The newest member to the product line, the 314DI is a pocketsize version of Switchcraft’s standard DI Box series. It fulfils the essential function of a DI, converting the unbalanced output of instruments with line-out level to balanced, mic level signals that can then be connected to audio consoles and mic pre-amps. Yet, it does so with the added bene t of a 1/4” Feed Thru allowing connection with multiple devices, such as an amp and a tuner, or two amps, while the DE Series Locking Male XLR ensures balanced, mono, mic level output – all within a compact, seriously small package. It’s a welcomed addition to the AudioStix line, which already offers audio solutions for connecting the audio output of a laptop or MP3 player to a PA system with the 318 AudioStix, and the option for permanent installation into a wide range of custom racks and wall plates.

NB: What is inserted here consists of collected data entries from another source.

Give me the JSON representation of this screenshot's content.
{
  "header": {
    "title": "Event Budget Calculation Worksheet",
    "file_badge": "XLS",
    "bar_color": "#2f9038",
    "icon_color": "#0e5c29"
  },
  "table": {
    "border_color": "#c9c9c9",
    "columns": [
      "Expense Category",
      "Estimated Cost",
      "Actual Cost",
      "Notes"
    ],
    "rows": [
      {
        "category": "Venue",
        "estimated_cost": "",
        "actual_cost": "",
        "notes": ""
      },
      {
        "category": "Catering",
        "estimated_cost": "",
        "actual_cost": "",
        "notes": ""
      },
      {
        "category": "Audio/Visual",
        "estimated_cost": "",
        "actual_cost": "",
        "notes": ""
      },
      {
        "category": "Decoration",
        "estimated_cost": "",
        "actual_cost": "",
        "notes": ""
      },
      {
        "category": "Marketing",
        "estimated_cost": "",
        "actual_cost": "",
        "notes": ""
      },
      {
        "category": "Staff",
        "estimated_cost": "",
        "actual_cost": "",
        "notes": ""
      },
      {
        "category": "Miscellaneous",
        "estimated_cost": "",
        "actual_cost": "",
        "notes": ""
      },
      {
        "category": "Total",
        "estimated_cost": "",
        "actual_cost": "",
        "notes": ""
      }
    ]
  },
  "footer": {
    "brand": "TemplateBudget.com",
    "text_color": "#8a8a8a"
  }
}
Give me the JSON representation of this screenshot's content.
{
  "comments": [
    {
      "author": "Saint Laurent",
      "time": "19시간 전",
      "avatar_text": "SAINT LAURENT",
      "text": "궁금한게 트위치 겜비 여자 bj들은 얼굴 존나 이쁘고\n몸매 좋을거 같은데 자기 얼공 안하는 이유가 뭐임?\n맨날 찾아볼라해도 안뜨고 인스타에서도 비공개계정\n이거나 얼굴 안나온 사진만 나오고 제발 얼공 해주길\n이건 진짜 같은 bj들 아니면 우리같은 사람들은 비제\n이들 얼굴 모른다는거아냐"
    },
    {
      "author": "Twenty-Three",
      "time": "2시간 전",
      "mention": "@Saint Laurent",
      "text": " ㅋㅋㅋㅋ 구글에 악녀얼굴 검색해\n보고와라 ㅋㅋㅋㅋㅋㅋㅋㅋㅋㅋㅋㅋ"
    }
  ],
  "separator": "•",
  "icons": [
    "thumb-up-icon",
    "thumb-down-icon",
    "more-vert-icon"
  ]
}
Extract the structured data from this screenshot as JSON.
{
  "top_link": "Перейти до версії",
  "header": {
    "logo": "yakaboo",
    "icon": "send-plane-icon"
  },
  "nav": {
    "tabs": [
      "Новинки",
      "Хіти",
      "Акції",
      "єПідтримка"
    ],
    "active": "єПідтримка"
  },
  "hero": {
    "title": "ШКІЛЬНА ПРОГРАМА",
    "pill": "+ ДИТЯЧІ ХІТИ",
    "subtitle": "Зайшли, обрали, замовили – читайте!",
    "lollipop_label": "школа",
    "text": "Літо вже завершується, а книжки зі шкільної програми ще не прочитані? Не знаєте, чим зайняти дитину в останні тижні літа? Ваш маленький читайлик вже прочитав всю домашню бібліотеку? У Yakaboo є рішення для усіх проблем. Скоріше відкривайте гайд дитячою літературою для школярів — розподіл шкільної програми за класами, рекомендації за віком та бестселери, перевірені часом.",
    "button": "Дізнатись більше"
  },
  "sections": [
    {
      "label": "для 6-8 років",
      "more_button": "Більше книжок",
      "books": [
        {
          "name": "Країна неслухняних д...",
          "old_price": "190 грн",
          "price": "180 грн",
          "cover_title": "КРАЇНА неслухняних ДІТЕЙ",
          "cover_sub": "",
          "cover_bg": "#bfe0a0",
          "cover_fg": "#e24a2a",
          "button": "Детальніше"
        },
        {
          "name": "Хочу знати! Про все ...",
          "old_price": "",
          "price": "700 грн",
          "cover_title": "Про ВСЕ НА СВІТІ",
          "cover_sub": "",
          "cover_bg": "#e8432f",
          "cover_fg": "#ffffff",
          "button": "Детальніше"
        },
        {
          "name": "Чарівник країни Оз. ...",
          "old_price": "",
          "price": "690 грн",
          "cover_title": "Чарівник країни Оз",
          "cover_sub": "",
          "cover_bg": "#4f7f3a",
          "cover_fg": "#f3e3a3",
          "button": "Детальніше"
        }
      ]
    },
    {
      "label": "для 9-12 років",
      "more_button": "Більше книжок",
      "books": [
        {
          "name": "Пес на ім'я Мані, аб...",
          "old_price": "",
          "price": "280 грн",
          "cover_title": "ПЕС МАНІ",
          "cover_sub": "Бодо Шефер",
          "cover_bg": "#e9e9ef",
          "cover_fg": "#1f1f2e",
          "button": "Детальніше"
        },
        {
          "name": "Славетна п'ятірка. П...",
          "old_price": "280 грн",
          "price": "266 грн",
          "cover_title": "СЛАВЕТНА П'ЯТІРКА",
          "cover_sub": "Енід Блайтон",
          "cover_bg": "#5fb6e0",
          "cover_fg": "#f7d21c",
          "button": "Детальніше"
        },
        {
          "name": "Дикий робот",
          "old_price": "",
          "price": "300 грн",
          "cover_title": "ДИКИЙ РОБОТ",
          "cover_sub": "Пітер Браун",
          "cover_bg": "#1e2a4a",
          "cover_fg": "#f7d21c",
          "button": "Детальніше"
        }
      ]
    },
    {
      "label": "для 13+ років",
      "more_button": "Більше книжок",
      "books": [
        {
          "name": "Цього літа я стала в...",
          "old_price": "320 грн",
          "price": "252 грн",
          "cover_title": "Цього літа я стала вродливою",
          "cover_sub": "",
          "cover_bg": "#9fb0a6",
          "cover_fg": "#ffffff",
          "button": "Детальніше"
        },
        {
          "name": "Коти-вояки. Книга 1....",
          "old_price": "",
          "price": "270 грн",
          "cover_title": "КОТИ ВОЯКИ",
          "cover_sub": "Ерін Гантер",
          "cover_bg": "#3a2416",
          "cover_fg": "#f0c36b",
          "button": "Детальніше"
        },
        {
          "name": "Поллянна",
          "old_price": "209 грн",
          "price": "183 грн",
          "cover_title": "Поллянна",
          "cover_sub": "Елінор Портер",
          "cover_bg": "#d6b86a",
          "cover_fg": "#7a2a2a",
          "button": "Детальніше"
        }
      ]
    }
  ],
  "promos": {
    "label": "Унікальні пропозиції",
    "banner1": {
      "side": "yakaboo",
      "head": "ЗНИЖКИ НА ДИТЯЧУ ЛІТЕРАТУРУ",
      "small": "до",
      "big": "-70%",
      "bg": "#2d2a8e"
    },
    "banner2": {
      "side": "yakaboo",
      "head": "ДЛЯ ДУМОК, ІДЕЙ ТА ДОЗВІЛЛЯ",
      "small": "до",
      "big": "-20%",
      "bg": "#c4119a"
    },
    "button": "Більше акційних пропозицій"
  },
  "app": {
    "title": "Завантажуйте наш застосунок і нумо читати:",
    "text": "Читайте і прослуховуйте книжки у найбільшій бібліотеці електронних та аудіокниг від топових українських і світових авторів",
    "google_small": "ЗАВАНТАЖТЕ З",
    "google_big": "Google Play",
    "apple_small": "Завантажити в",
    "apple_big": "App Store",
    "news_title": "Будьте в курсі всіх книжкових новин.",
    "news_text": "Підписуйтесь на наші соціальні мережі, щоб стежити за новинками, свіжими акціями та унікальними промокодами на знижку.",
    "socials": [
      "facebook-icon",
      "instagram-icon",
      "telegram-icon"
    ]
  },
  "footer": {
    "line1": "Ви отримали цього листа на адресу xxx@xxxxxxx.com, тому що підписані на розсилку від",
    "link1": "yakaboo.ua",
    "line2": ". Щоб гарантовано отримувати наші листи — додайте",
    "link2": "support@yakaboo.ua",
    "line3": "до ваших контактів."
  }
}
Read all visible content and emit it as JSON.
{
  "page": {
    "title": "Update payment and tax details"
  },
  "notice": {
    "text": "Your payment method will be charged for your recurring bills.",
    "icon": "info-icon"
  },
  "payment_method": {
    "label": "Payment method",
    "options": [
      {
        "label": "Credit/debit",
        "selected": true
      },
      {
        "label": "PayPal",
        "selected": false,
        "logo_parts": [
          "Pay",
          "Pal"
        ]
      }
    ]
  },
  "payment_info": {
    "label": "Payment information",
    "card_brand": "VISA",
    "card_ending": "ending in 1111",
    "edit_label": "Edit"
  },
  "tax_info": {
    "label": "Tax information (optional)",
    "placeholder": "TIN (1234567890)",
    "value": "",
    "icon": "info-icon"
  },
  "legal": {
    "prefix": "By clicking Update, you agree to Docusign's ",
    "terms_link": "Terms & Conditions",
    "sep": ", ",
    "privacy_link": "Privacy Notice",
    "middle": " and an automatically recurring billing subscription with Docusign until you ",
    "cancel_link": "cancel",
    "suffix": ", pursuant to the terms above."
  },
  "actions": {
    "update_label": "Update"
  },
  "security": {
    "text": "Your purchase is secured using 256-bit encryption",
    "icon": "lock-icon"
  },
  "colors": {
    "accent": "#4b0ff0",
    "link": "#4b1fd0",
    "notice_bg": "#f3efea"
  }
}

On the other end of the scale Switchcraft’s 900 Series Instrument Direct Box revolutionises the DI with new capabilities, notably its Phantom Lift component. An unprecedented option for live sound engineers, the ground circuit can now be swiftly disconnected from the box when controlled remotely using +48V phantom power from the console. In practical terms, if things start to go awry with an off frequency during a live set, the phantom power sends it to ground, immediately nullifying any protruding buzz. For a real-time problem of this gravity, this is a solution that speaks of ingenuity and innovation in volumes. Often what we’re looking for when fulfilling our studio or live sound requirements is gear that performs effectively and, in doing so, makes the job easier.
Take the Switchcraft SC600 Dual Adaptor Box, for instance. The multi-purpose, remarkably adaptable unit replaces a host of commonly used adaptors in one clean swoop (14 to be exact). Each of its two panels contains a 1/8” stereo jack, a 1/4” stereo jack, two 1/4” mono jacks, and two RCA jacks. While the ability to use any of its included connections as both inputs or outputs allows the SC600 to function as a passive splitter, sending audio from one device up to three devices with different connections. In a nutshell, it’s one size fits all.
In such an expansive and accelerating technological climate studio equipment and professional audio practices are constantly being reinvigorated, redesigned and reimagined. At the forefront of audio connection design is Switchcraft. Their comprehensive, long-lasting, and unequivocally versatile studio equipment range is a product of an organisation that is engaging with the audio production industry; one that understands its in and outs, and is uncompromising in its pursuit to break new technical ground.